I'm looking for the "best" way to integrate jOOQ class generation in gradle 
build scripts. I would prefer not having to have an up-and-running database 
for the target system, since that defeats "check out and build" scenarios. 
I would also prefer not checking in the generated classes, but rather 
generating them on the fly.

I do use liquibase with a SQL/DDL script, but this is not and should not be 
limited to SQL/DDL (liquibase supports XML and other variants) or liquibase 
itself (flyway offers similar features, especially when using SQL/DDL 
scripts).

It is fairly easy using a H2 database:

   - use liquibase gradle plugin to set up the schema in a file system 
   based H2 database underneath $builddir
   - use Etienne Studer's gradle plugin to generate the classes, with the 
   jooq plugin depending on the update task of the liquibase plugin.

This  works just fine.

Another approach is using jOOQ's own DDLDatabase, which allows using an 
on-the-fly in-memory H2 database, being fed an SQL script, which could be 
the very same liquibase script (assuming it is SQL and not XML or other). 
This eliminates liquibase from the above approach.

Works fine, except for https://github.com/jOOQ/jOOQ/issues/8386 which I 
actually did hit with my SQL/DDL script.


But there is another problem: while H2 is a fine database, it does not 
allow everything. In production, I'm going to use PostgreSQL. Including 
some stored procedures and triggers. And these are, obviously, part of the 
SQL/DDL script. Which H2 doesn't understand. So I would like to use 
PostgreSQL for the jOOQ generator. But still without actually installing a 
local PostgreSQL instance.

PostgreSQL doesn't have an in-memory-option like H2.

But there is testcontainers, which I'm using for my DAO unittests as well.

It requires docker to be installed locally, but that is fine. Less 
"special" than PostgreSQL.

Now my approach would be similar to the above liquibase and jooq gradle 
plugin, but using a testcontainers based PostgreSQL database.

Unfortunately, this doesn't work, because Etienne Studer's plugin does, for 
valid reasons, start up a separate JVM for the jOOQ code generator. Which 
causes the PostgreSQL container not to be found by the code generator.


Two possible approaches:

   - use a separately written Java program that
      - starts testcontainers for PostgreSQL
      - lets liquibase do its job
      - lets jOOQ do its job
   - or use a variation of DDLDatabase which basically does the same.

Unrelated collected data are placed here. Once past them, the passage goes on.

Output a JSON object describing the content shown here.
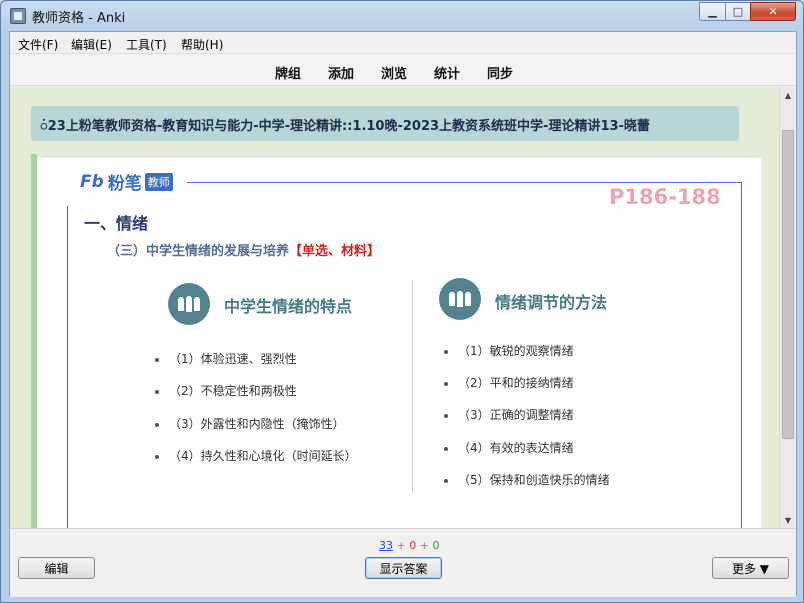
{
  "window": {
    "title": "教师资格 - Anki"
  },
  "menu": [
    "文件(F)",
    "编辑(E)",
    "工具(T)",
    "帮助(H)"
  ],
  "toolbar": [
    "牌组",
    "添加",
    "浏览",
    "统计",
    "同步"
  ],
  "deck_path": "ꩌ23上粉笔教师资格-教育知识与能力-中学-理论精讲::1.10晚-2023上教资系统班中学-理论精讲13-晓蕾",
  "card": {
    "logo_text": "粉笔",
    "logo_badge": "教师",
    "page_ref": "P186-188",
    "section_title": "一、情绪",
    "subtitle": "（三）中学生情绪的发展与培养",
    "subtitle_tag": "【单选、材料】",
    "left_title": "中学生情绪的特点",
    "left_items": [
      "（1）体验迅速、强烈性",
      "（2）不稳定性和两极性",
      "（3）外露性和内隐性（掩饰性）",
      "（4）持久性和心境化（时间延长）"
    ],
    "right_title": "情绪调节的方法",
    "right_items": [
      "（1）敏锐的观察情绪",
      "（2）平和的接纳情绪",
      "（3）正确的调整情绪",
      "（4）有效的表达情绪",
      "（5）保持和创造快乐的情绪"
    ]
  },
  "counts": {
    "new": "33",
    "learn": "0",
    "review": "0"
  },
  "buttons": {
    "edit": "编辑",
    "show_answer": "显示答案",
    "more": "更多 ▼"
  }
}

I chose the second approach. Right now it is working "just fine", however 
the code still requires some improvement. Other than the DDLDatabase 
version it does not use the jOOQ internal SQL/DDL parser, but delegates 
that job to liquibase (I propably could have used flyway as well).

Improvements include:

   - do not use the DDLDatabase way to scan directories for the SQL scripts 
   (when using liquibase with more than one file, you'd usually have a 
   separate XML file using includes of other files, which can be SQL/DDL files 
   as well, and flyway basically does the same thing as well).
   - allow more variations - right now this is fixed to PostgreSQL, but it 
   could be done with every database supported by testcontainers, 
   liquibase/flyway and jOOQ.

Using this approach has the definite advantage that the SQL/DDL script can 
use every feature of the target database (not limited to H2's feature set).


Using the real target database solves another issue, especially with the 
combination of H2 and PostgreSQL: H2 does everything in uppercase, 
PostgreSQL in lowercase, jOOQ uses quoted identifiers. This doesn't mix 
well. While this could be solved in various ways (quotes in the DDL script 
- but what about the "public" vs. "PUBLIC" schema name?, or using 
RenderNameStyle.AS_IS), but just using "the real thing" eliminates this 
altogether.


I could provide (after cleanup) the code I derived from DDLDatabase, but 
according to the jOOQ contribution rules I'm asking first for opinions, 
ideas and other suggestions. The code obviously depends on liquibase, 
flyway and testcontainers, but that could be made an optional dependency.